The HBR also points out that not all high-performing people have the qualities needed to helm innovation teams. The authors identify three qualities that indicate the capability for success in leading digital transformation.

Innovators need to be high performers, but also have unique qualities.

One: Negative Capability

You might remember the term “negative capability” from English class. It means being able to work in the face of uncertainty – the ability to accept a lack of answers and keep exploring. It means not freezing in the face of a lack of clarity. In a business setting, it can be understood as the ability to be comfortable with uncertainty without being stressed by its existence.

People who don’t have negative capability often reach conclusions too quickly, simply because they are uncomfortable with hanging in an uncertain zone.

Two: “Chaos Pilot” Ability

People who lead the innovation team need to be comfortable with uncertainty, but they also need to be “chaos pilots” within it. The term, which HBR attributes to a Danish business school of the 1990s, Kaospilot, means the ability to lead and execute goals in the middle of chaos. That means, in the middle of chaos, they can develop a viable structure and actionable steps within it.

A chaos pilot in business terms can be thought of as the person who can fly at night, in a storm, with limited navigation equipment, and successfully reach the landing pad without crashing.

Three: Crucial Neuropsychological Qualities

The authors also advise looking for three crucial qualities that are more about neuropsychology than about leadership per se.

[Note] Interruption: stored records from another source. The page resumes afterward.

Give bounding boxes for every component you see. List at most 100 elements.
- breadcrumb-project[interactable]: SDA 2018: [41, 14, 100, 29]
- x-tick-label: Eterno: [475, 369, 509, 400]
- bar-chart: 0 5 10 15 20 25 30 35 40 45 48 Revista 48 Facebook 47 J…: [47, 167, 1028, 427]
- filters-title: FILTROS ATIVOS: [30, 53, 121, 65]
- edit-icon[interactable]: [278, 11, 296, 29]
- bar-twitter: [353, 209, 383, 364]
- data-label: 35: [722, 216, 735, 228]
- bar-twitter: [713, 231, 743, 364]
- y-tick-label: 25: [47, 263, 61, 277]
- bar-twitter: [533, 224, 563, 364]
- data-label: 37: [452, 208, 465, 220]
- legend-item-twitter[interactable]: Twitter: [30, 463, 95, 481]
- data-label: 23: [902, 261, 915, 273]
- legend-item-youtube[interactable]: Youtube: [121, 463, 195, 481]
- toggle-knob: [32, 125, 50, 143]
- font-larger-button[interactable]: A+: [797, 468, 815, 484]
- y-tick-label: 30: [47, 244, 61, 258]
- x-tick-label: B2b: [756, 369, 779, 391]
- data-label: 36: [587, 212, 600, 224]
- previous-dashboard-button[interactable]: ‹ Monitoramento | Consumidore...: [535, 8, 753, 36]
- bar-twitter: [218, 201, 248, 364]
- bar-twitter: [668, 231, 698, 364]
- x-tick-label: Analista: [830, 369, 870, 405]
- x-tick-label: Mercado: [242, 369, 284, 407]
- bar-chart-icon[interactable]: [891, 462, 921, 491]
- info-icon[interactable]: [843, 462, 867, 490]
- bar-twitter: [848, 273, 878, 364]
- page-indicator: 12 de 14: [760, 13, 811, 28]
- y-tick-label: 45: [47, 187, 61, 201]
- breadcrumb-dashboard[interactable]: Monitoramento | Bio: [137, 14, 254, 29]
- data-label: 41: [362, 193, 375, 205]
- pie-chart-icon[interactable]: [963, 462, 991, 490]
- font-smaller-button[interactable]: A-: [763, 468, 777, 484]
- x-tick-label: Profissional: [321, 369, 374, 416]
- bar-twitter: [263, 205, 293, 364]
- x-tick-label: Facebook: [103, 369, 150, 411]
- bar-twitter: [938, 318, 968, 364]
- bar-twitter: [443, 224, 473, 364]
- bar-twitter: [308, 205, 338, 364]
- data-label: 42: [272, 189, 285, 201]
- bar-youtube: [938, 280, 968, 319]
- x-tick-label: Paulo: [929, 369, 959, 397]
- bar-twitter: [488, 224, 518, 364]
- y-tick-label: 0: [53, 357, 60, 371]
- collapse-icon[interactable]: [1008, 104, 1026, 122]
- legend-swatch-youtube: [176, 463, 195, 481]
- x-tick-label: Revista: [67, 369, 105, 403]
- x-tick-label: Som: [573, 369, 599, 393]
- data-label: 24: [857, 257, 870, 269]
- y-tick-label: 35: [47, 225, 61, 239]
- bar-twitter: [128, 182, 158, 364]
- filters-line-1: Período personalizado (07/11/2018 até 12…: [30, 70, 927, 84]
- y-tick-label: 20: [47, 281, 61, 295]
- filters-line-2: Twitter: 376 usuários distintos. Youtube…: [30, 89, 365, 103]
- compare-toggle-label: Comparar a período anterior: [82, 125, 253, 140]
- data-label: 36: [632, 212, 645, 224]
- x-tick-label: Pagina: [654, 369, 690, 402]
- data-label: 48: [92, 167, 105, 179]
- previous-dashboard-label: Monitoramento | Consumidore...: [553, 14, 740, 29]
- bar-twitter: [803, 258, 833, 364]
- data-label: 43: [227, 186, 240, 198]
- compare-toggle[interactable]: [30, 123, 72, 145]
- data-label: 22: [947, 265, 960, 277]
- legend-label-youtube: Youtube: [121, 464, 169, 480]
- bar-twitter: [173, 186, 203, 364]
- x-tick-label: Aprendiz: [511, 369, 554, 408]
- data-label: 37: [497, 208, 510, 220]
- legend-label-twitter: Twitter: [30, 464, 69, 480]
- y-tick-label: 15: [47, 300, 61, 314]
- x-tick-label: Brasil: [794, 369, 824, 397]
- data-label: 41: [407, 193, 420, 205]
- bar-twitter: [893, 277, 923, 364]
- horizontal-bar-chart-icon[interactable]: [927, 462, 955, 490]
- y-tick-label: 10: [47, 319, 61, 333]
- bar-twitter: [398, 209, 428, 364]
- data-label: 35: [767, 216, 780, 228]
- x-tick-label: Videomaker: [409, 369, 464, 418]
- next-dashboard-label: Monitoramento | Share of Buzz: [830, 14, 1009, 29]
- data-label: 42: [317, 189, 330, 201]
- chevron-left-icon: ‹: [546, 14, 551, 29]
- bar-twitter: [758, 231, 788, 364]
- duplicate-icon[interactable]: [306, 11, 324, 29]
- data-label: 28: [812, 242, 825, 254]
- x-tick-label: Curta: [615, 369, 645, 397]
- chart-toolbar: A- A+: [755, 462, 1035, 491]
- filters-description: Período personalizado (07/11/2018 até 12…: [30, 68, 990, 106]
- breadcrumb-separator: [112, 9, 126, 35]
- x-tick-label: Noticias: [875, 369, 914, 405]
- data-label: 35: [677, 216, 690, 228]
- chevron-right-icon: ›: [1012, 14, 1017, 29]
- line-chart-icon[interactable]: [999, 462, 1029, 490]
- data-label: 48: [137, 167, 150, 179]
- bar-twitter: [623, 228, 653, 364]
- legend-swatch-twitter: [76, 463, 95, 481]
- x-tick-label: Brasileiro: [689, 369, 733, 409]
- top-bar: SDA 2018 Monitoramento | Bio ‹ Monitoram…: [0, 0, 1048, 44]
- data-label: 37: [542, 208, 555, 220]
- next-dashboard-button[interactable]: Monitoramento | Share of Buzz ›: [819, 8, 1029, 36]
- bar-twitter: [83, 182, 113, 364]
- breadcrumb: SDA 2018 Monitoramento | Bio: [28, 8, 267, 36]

They are divergent thinking, convergent action, and communication.

Divergent thinking means that the person can put together information and concepts that are usually considered to be in different realms. This allows them to put together ideas and opportunities in unique ways – ways that competitors can overlook.

And convergent action? That means the person can not only put together dissimilar concepts but can also execute on the resulting new information. Convergent action is the linchpin between the concepts and a resultant product, and the steps to get to the product.

Finally, new ideas have to be communicated in a way that will influence business strategy and action. The three abilities together are rare, but necessary if transformation is to be a success.